Claude Emond n’hésite donc pas à commettre l’impensable, au risque de faire hurler les puristes : réunir le développement en cascade et les méthodes agiles. C’est ce qu’il appelle la wagilité, c’est-à-dire l’intégration de certaines pratiques agiles dans un modèle en cascade, sans altérer de manière significative ce dernier. «Les partisans de l’agile opposent généralement le développement agile, qui refuse les séquences, au développement séquentiel en cascade, mais dans plusieurs projets, le séquencement devient un incontournable, indique-t-il. Ça n’empêche pas d’y jumeler des pratiques comme Scrum pour augmenter l’agilité dans chaque étape.»

Claude Emond appelle cela des «boucles agiles». «On conserve l’approche traditionnelle dite “stage-gate”, qui gèle les dates auxquelles un projet doit franchir certaines étapes, explique-t-il. Mais à l’intérieur de ces phases, on découpe l’activité en multiples sprints, dont la longueur fluctuera en fonction du degré d’incertitude et du niveau d’avancement du projet».

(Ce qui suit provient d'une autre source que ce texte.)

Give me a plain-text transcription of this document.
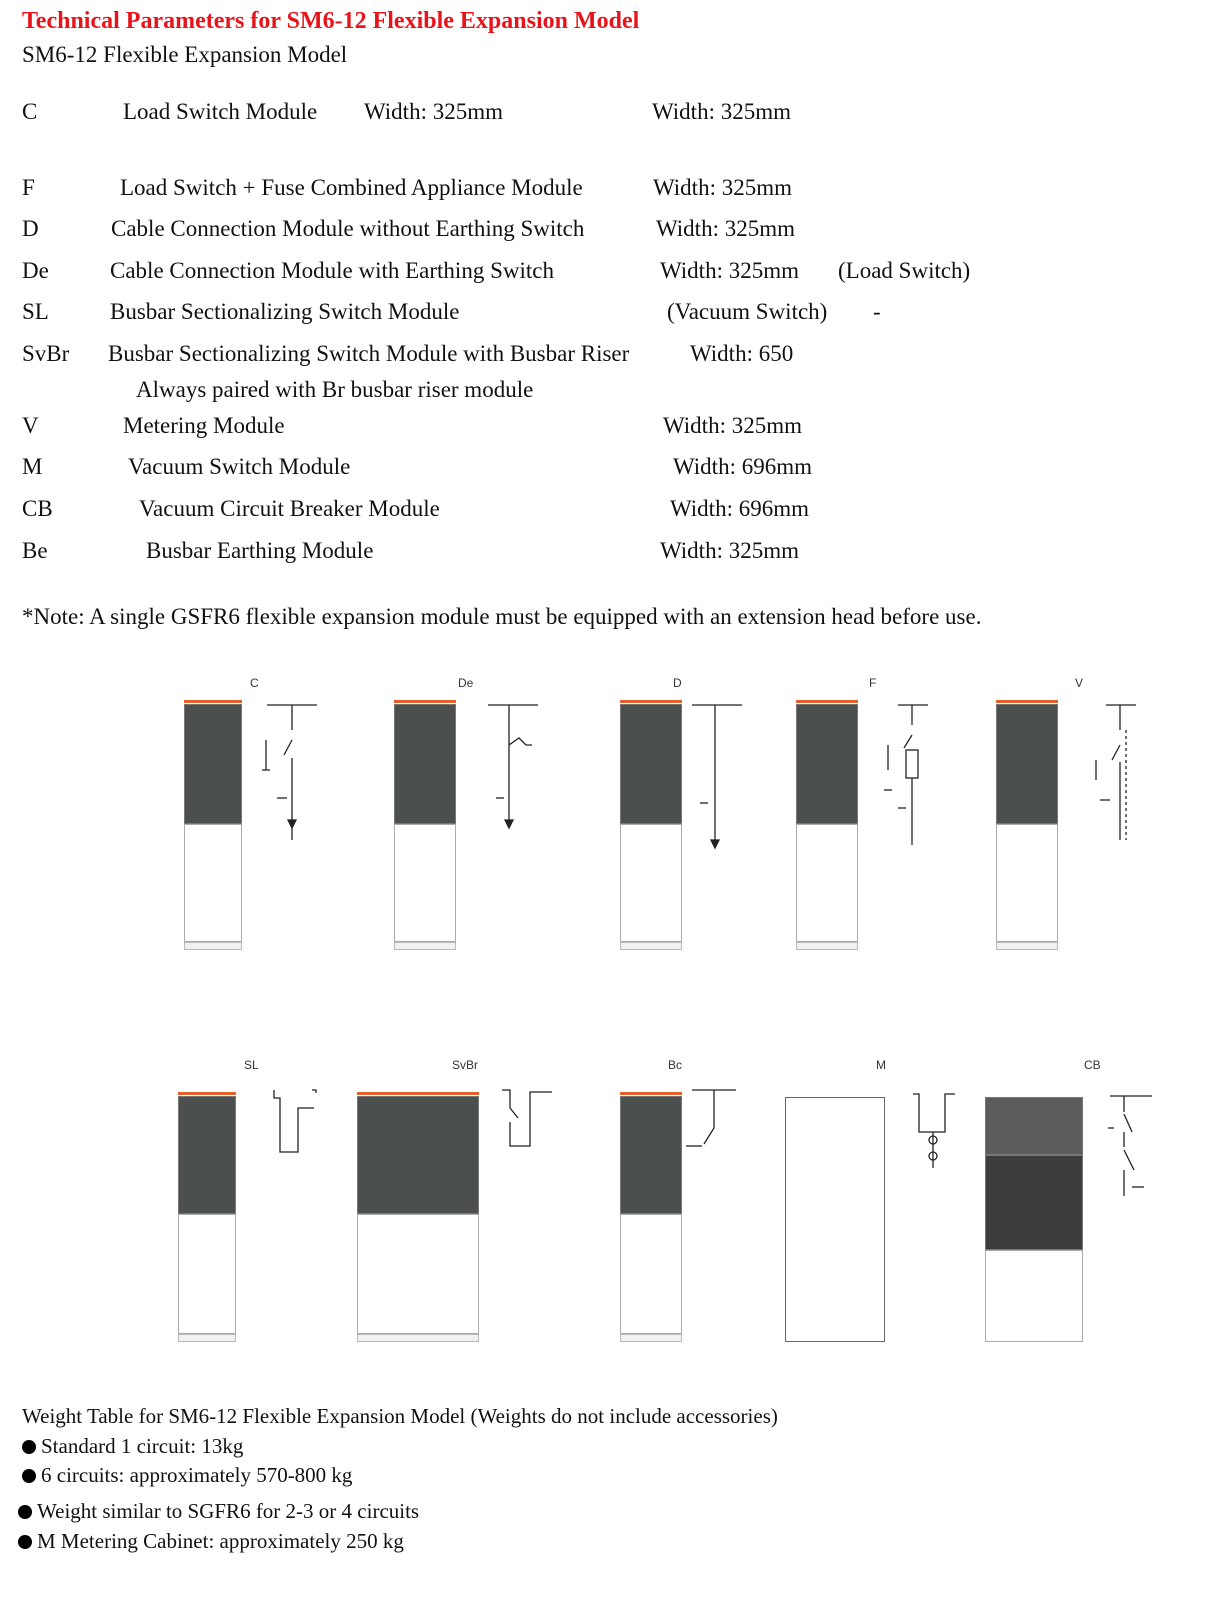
Technical Parameters for SM6-12 Flexible Expansion Model
SM6-12 Flexible Expansion Model
C	Load Switch Module Width: 325mm	Width: 325mm
F	Load Switch + Fuse Combined Appliance Module	Width: 325mm
D	Cable Connection Module without Earthing Switch	Width: 325mm
De	Cable Connection Module with Earthing Switch	Width: 325mm (Load Switch)
SL	Busbar Sectionalizing Switch Module	(Vacuum Switch) -
SvBr Busbar Sectionalizing Switch Module with Busbar Riser	Width: 650
Always paired with Br busbar riser module
V	Metering Module	Width: 325mm
M	Vacuum Switch Module	Width: 696mm
CB	Vacuum Circuit Breaker Module	Width: 696mm
Be	Busbar Earthing Module	Width: 325mm
*Note: A single GSFR6 flexible expansion module must be equipped with an extension head before use.
C	De	D	F	V
SL	SvBr	Bc	M	CB
Weight Table for SM6-12 Flexible Expansion Model (Weights do not include accessories)
Standard 1 circuit: 13kg
6 circuits: approximately 570-800 kg
Weight similar to SGFR6 for 2-3 or 4 circuits
M Metering Cabinet: approximately 250 kg
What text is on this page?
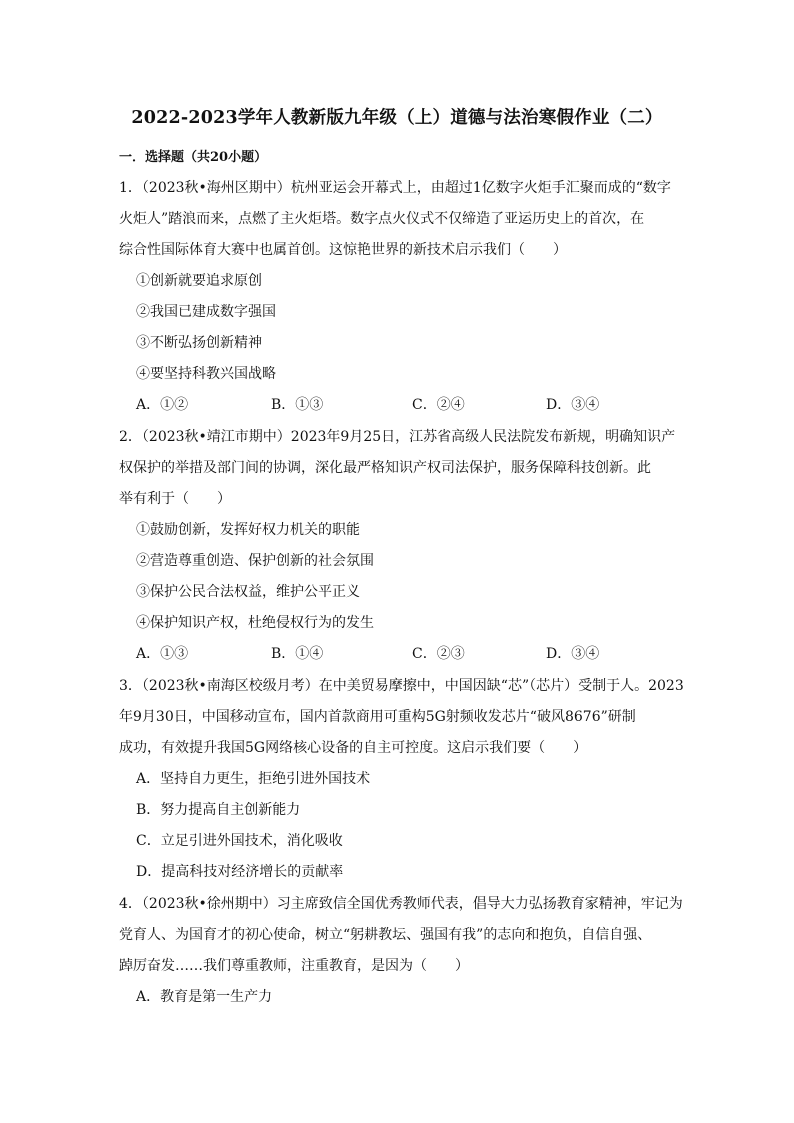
2022-2023学年人教新版九年级（上）道德与法治寒假作业（二）
一．选择题（共20小题）
1．（2023秋•海州区期中）杭州亚运会开幕式上，由超过1亿数字火炬手汇聚而成的“数字
火炬人”踏浪而来，点燃了主火炬塔。数字点火仪式不仅缔造了亚运历史上的首次，在
综合性国际体育大赛中也属首创。这惊艳世界的新技术启示我们（　　）
①创新就要追求原创
②我国已建成数字强国
③不断弘扬创新精神
④要坚持科教兴国战略
A．①②	B．①③	C．②④	D．③④
2．（2023秋•靖江市期中）2023年9月25日，江苏省高级人民法院发布新规，明确知识产
权保护的举措及部门间的协调，深化最严格知识产权司法保护，服务保障科技创新。此
举有利于（　　）
①鼓励创新，发挥好权力机关的职能
②营造尊重创造、保护创新的社会氛围
③保护公民合法权益，维护公平正义
④保护知识产权，杜绝侵权行为的发生
A．①③	B．①④	C．②③	D．③④
3．（2023秋•南海区校级月考）在中美贸易摩擦中，中国因缺“芯”（芯片）受制于人。2023
年9月30日，中国移动宣布，国内首款商用可重构5G射频收发芯片“破风8676”研制
成功，有效提升我国5G网络核心设备的自主可控度。这启示我们要（　　）
A．坚持自力更生，拒绝引进外国技术
B．努力提高自主创新能力
C．立足引进外国技术，消化吸收
D．提高科技对经济增长的贡献率
4．（2023秋•徐州期中）习主席致信全国优秀教师代表，倡导大力弘扬教育家精神，牢记为
党育人、为国育才的初心使命，树立“躬耕教坛、强国有我”的志向和抱负，自信自强、
踔厉奋发……我们尊重教师，注重教育，是因为（　　）
A．教育是第一生产力
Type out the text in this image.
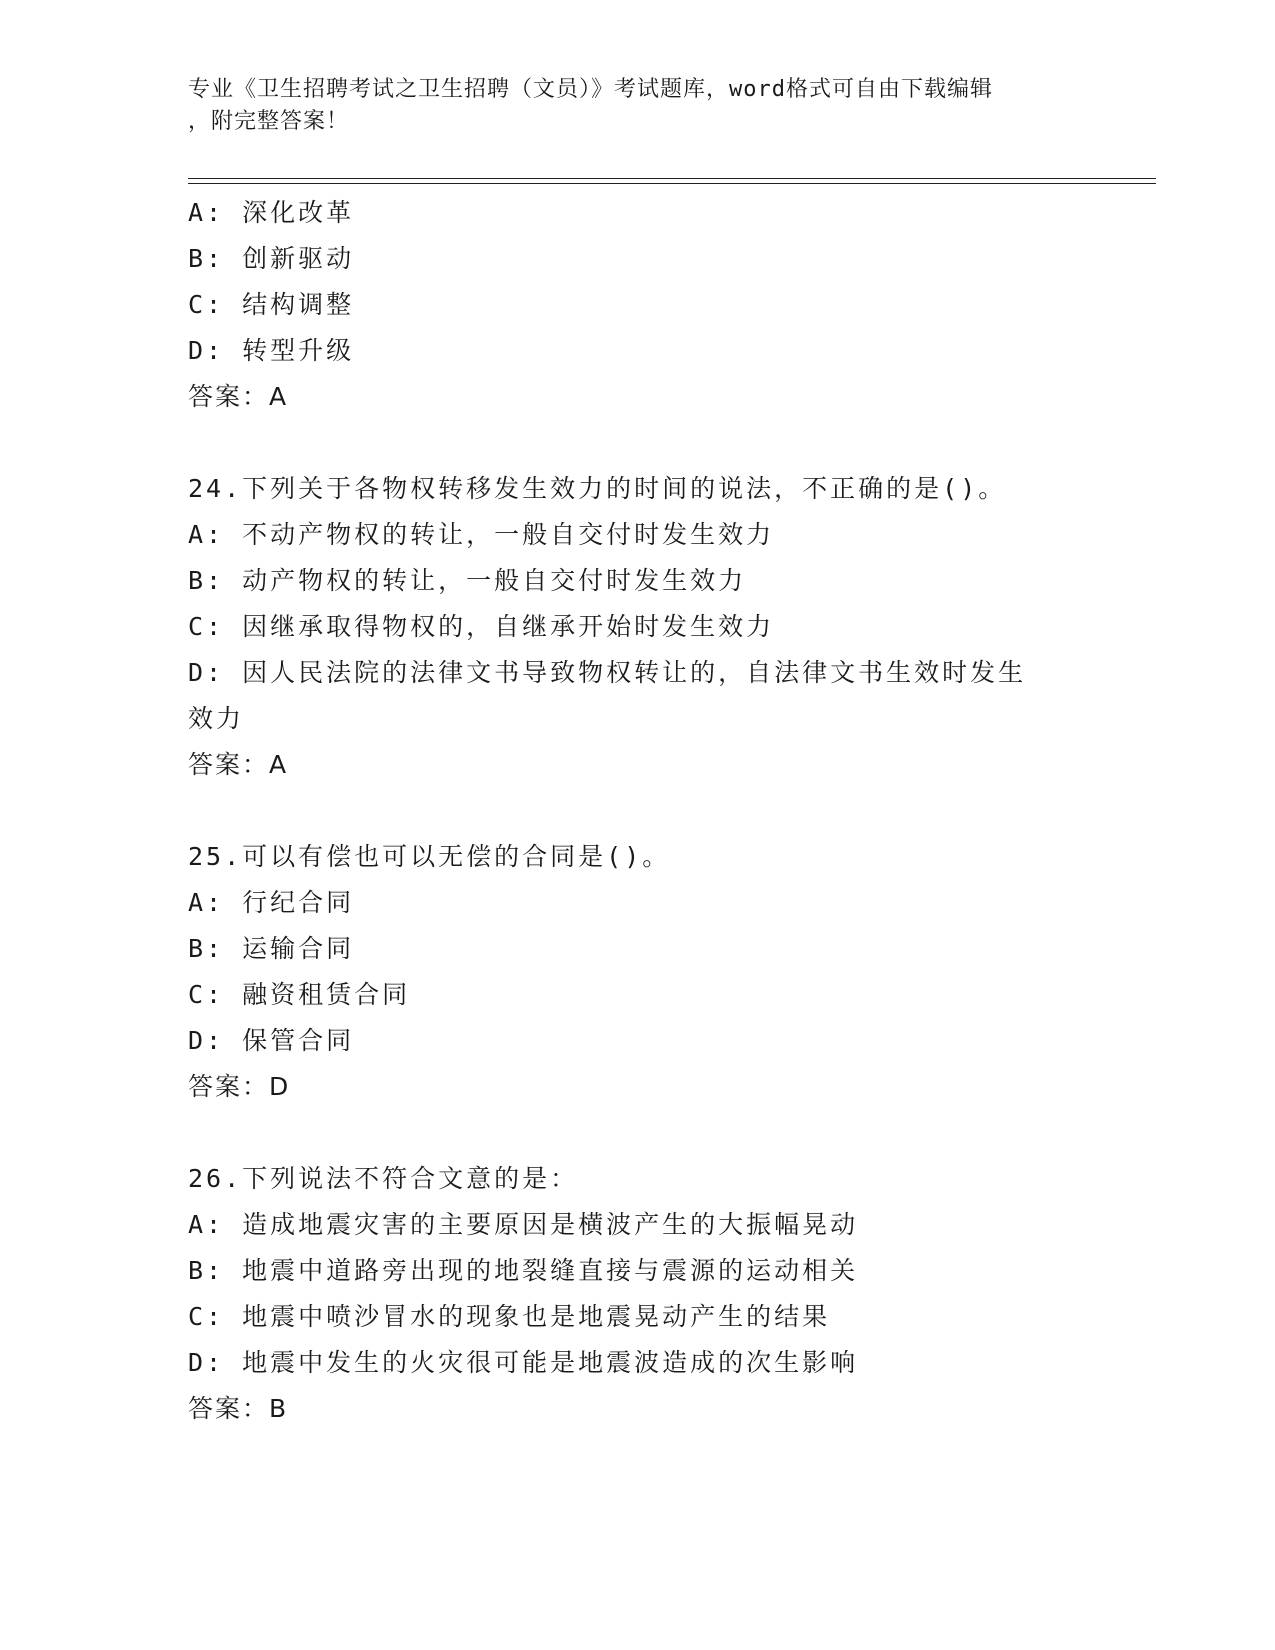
专业《卫生招聘考试之卫生招聘（文员）》考试题库，word格式可自由下载编辑
，附完整答案！
A: 深化改革
B: 创新驱动
C: 结构调整
D: 转型升级
答案：A
24.下列关于各物权转移发生效力的时间的说法，不正确的是()。
A: 不动产物权的转让，一般自交付时发生效力
B: 动产物权的转让，一般自交付时发生效力
C: 因继承取得物权的，自继承开始时发生效力
D: 因人民法院的法律文书导致物权转让的，自法律文书生效时发生效力
答案：A
25.可以有偿也可以无偿的合同是()。
A: 行纪合同
B: 运输合同
C: 融资租赁合同
D: 保管合同
答案：D
26.下列说法不符合文意的是：
A: 造成地震灾害的主要原因是横波产生的大振幅晃动
B: 地震中道路旁出现的地裂缝直接与震源的运动相关
C: 地震中喷沙冒水的现象也是地震晃动产生的结果
D: 地震中发生的火灾很可能是地震波造成的次生影响
答案：B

Autre hérésie : l’utilisation des méthodes agiles dans la gestion multiprojets. Puisqu’en agile, les équipes ne doivent travailler à temps plein que sur un projet à la fois, ces méthodes s’adapteraient mal aux situations où une équipe doit mener plusieurs projets d’innovation en même temps, à des contextes où des experts passent d’une équipe à une autre ou encore à des environnements d’affaires variables qui changent rapidement les priorités. «Il y a pourtant plusieurs solutions que l’on peut apporter pour régler cela, par exemple varier la durée des sprints et créer un sprint global ainsi qu’une rétrospective multiprojets», précise Claude Emond.

L’important pour lui reste de savoir pourquoi on veut intégrer des techniques agiles, et surtout, de s’assurer que toute l’organisation évolue ensemble vers ces nouvelles approches. «Si l'on partage les mêmes raisons d'utiliser l'agile et des objectifs communs, on pourra construire les approches qui conviennent», conclut-il. 

Petit lexique agile

  • Scrum

Cadre de travail organisé autour de «sprints» de développement (itérations) d’une durée de deux à quatre semaines.

  •  Sprints

Courtes périodes de développement d’un produit ou d’un service. Elles aident à décomposer un projet ou un problème complexe en petites parties plus faciles à réaliser ou à résoudre.

  • Kanban

Cette méthode se base sur un système de cartes pour visualiser les flux de travail sur un tableau, prioriser les tâches et suivre leur état d’avancement. Les cartes sont classées en trois colonnes : à faire, en cours et réalisé.

  • Scrumban

Cette approche combine le cadre strict du Scrum et la vision en flux continu du Kanban.

  • Stand-up

Réunions quotidiennes de 10-15 minutes organisées pendant toute la durée d’un sprint. Elles servent à partager l’information, à discuter des blocages et à les résoudre. 

  • Rétrospective

Chaque fin de sprint est marquée par une rétrospective pour revenir sur ce qui a bien ou mal fonctionné. Plusieurs procédés différents («six chapeaux», «cinq questions», «étoile de mer», etc.) peuvent être utilisés.

  • SAFe

Approche plus récente (2011) servant à intégrer l’approche agile à l’échelle de l’entreprise, plutôt que d’une équipe. Il s’agit d’instaurer un langage et des bases communes afin de créer un cadre d’organisation agile.